Anna-Lisa Paul
Senior Reporter
anna-lisa.paul@guardian.co.tt
A total of 14 people, who were incarcerated under the authority of a Preventive Detention Order (PDO) during the State of Emergency (SoE), are to be charged on or before Sunday, when it is due to expire.
Senior T&T Police Service (TTPS) officials yesterday confirmed the charges will include a slew of gang-related offences against members of two gangs.
On Tuesday, acting Deputy Commissioner of Police (DCP), Operations, Curt Simon confirmed that 50 people had been detained via PDOs and they remain at the Eastern Correctional Rehabilitation Centre (ECRC) in Santa Rosa, Arima.
Even as officials continued to finalise the charges yesterday, Guardian Media was told, “We are confident we would be charging 14 persons on or before April 13.”
Saying this number would be from among the group currently detained at the ECRC, one official said, “The offences are all gang related.”
Contacted yesterday, Simon commended, “all the officers involved in these investigations, knowing the intricacies and complexities of a gang investigation, that in such a short period of time we were able to gather enough evidence, as that meant converting a lot of intelligence into evidence to be able to prefer charges against persons.”
Simon added, “I applaud the investigators from the Special Investigations Unit and the divisional gang units for their efforts.”
However, he declined to identify the 14 people who would be charged.
And although the remaining 36 people will be released after the SoE ends at midnight on Sunday, Simon again reinforced that charges can be brought against them in the future, as investigations will continue after the SoE.
He said, “We are building up some other cases but it will take us just somewhere shortly beyond the expiration of the SoE to complete them.”
Under paragraph two of the Schedule of the Emergency Powers Regulations 2024, the Minister of National Security can order a detention to prevent an individual from “acting in a manner prejudicial to public safety or public order in defence of Trinidad and Tobago.”
During a media briefing earlier this week, Simon had explained that, “the majority of persons arrested during the SoE were gang members, and most of the cases that we are looking at comes under that gang arena and making out a gang case, regardless of where you go in any jurisdiction in this world, you would see it really takes a considerable amount of time to do and execute and we are experiencing that here.”
While there have been no challenges yet from persons detained during the SoE, Simon is anticipating they will come.
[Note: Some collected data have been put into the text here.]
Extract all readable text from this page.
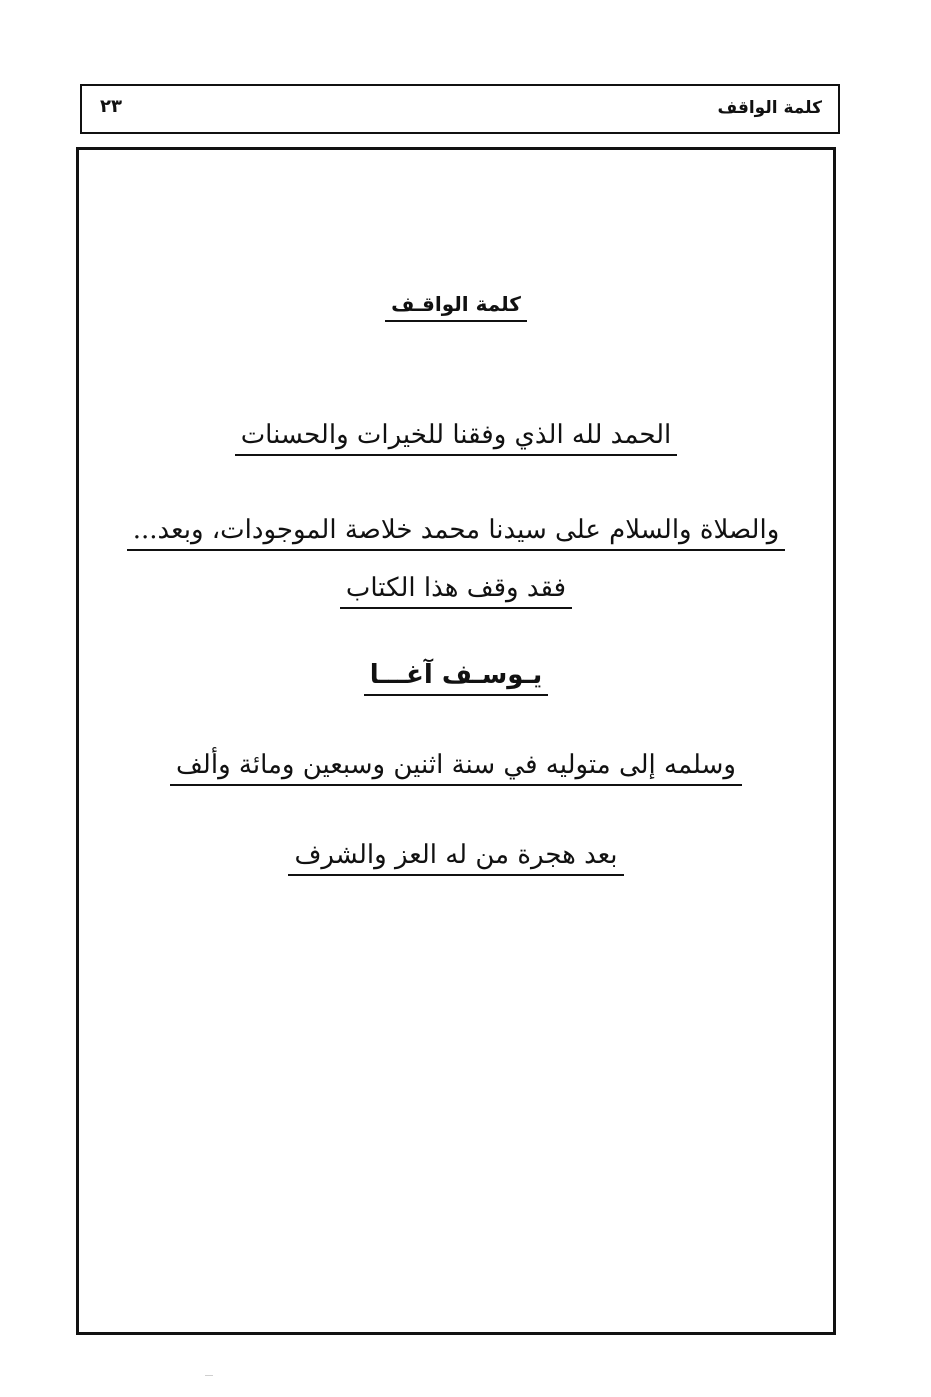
كلمة الواقف
٢٣
كلمة الواقـف
الحمد لله الذي وفقنا للخيرات والحسنات
والصلاة والسلام على سيدنا محمد خلاصة الموجودات، وبعد...
فقد وقف هذا الكتاب
يـوسـف آغـــا
وسلمه إلى متوليه في سنة اثنين وسبعين ومائة وألف
بعد هجرة من له العز والشرف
However, he defended the efforts of law enforcement, as he said they had been careful to conduct their activities within the parameters outlined in the SoE regulations whilst upholding everyone’s constitutional rights.
“It is a sorry state that the country had to go into an SoE to reduce criminality,” Simon said.
This, he said, was evidence of “the erosion of our social fabric and we really need to get back to that space, that place, where persons can really have respect, not just for one for the other but have respect for life.”
“The police will continue to execute our mandate, which is to uphold law and order, and to enforce it in a manner where favours and affection would not be a consideration in us executing our mandate,” he said.